For the most part, interest in the topic of differential shares in ISAs has been largely limited to those working in obscure departments at banks and investment houses, who presumably believed that they could increase their profits by expanding the scope of investments in stocks and shares ISAs.
A 'simple' answer?
However, as an argument began to rage across the financial mediascape regarding the legal position on including fractional shares in ISAs, HMRC 'helpfully' issued a definitive answer by way of a tax-free savings newsletter published on 9 October 2023. However, rather than closing the debate as it might have hoped, this has caused even greater controversy.
The Department’s view is simple. “A fraction of a share is not a share and therefore cannot be held in ISAs.” Game over you might think – not at all.
Many of the great and the good disagree with HMRC’s interpretation of the consolidated version of The Individual Savings Account Regulations 1998 (SI 1998 No. 1870).
More recently, legal guru and arch disruptor Dan Neidle has since set out his own stall, believing with unresolved reservations that HMRC is probably wrong. His name will provoke an instant response from many readers, since Mr Neidle has joined Jolyon Maugham and Richard Murphy as either a latter-day Robin Hood or Sheriff of Nottingham depending on their personal viewpoint.
AccountingWEB subscribers who are interested in the technicalities might be very grateful to the Guru for his detailed analysis, which is long and very worthy, but frankly a little dull – not through any fault of his own however.
The heart of the issue
In simple terms, fractional shares are what they sound like. Rather than owning a share in a company, individuals own fractions of one or more shares. In the context of ISAs, this might initially sound like a fuss over nothing until you consider a practical example.

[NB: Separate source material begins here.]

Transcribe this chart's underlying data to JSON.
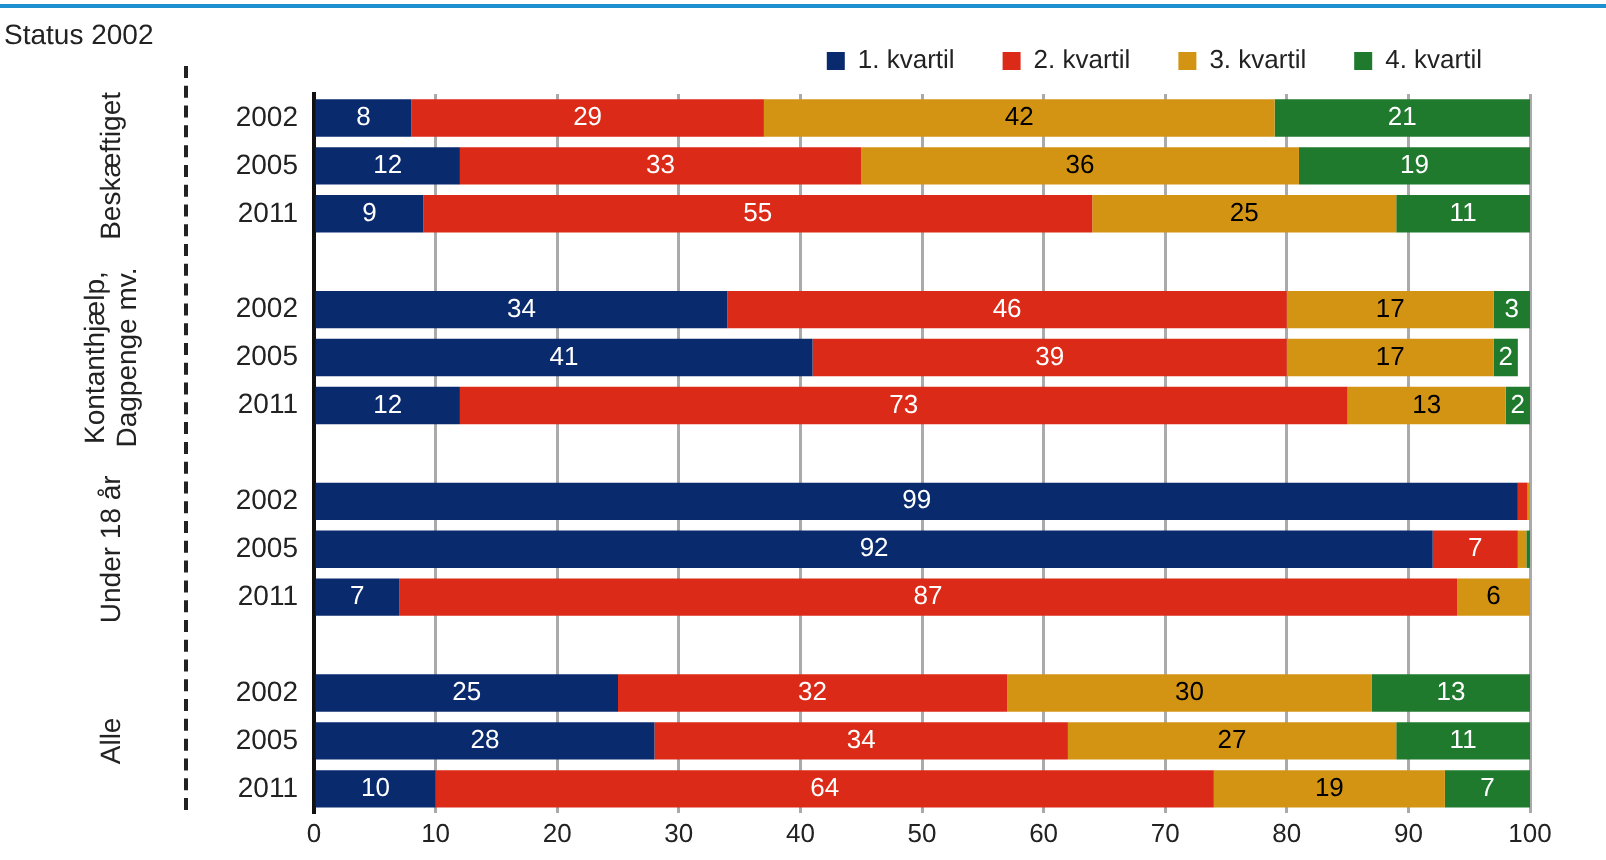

Many regard Warren Buffett as the greatest investor of our time. In consequence, there is a large swathe of corporate investors who have been only too happy to get on the bandwagon and invest in his Berkshire Hathaway Inc corporation.This is where the problem arises. If you wanted to buy a single Berkshire Hathaway “A” share, you would need to fork out an eye watering $517,825 at the time of writing.
Even those who do not closely follow the sterling/dollar exchange rate will realise that this is far in excess of the annual ISA investment limit of £20,000.
The obvious workaround is to invest either individually or collectively in a fraction of a Berkshire Hathaway “A” share for their ISA.
That brings us back to the question of whether such an investment is legal or not. Since HMRC has published its own view, only brave or foolhardy investors would want to take a chance on including fractional shares in their ISA in the knowledge that this would be open to challenge, should HMRC have the resources to look into the matter; rather unlikely but…
On the other hand, there will almost certainly be a queue of KCs lining up to provide plausible legal opinions that point in the opposite direction.
This presents a problem for practitioners. First, should they actively seek out information as to whether any clients with stocks and shares ISAs might have fractional holdings?
Secondly, even if they don’t go that far if a client informs them of the fact, they must decide whether to take a prudent view and recommend that no exemption be claimed or the more challenging but potentially correct position that HMRC is incorrect, citing analysis from Dan Neidle or other experts.
In the longer term, either by agreement with a party that is happy to take an agreed test case or by way of dispute, HMRC might seek to settle the matter via the courts.
The debate rages on
There is every chance that highly technical debate on this obscure and badly worded legislation could go beyond the First Tier Tribunal, the Upper Tribunal and even the Court of Appeal all the way to the Supreme Court. Given the backlogs in the courts at the moment that might mean investors facing uncertainty regarding their entitlement to tax relief on the fractional shares in question until some time late in the current decade.
There is a much better way of resolving the issue, which might even make Jeremy Hunt into a mini-Robin Hood. That would be for the Treasury to insert three words into the current regulations. Those three words are “and fractional shares”. He could of course go the other way and replace “and” with “not”.
In reality, either way there would probably need to be further consequential amendments but the principle of clarity is good and would remove an unnecessary headache once and for all.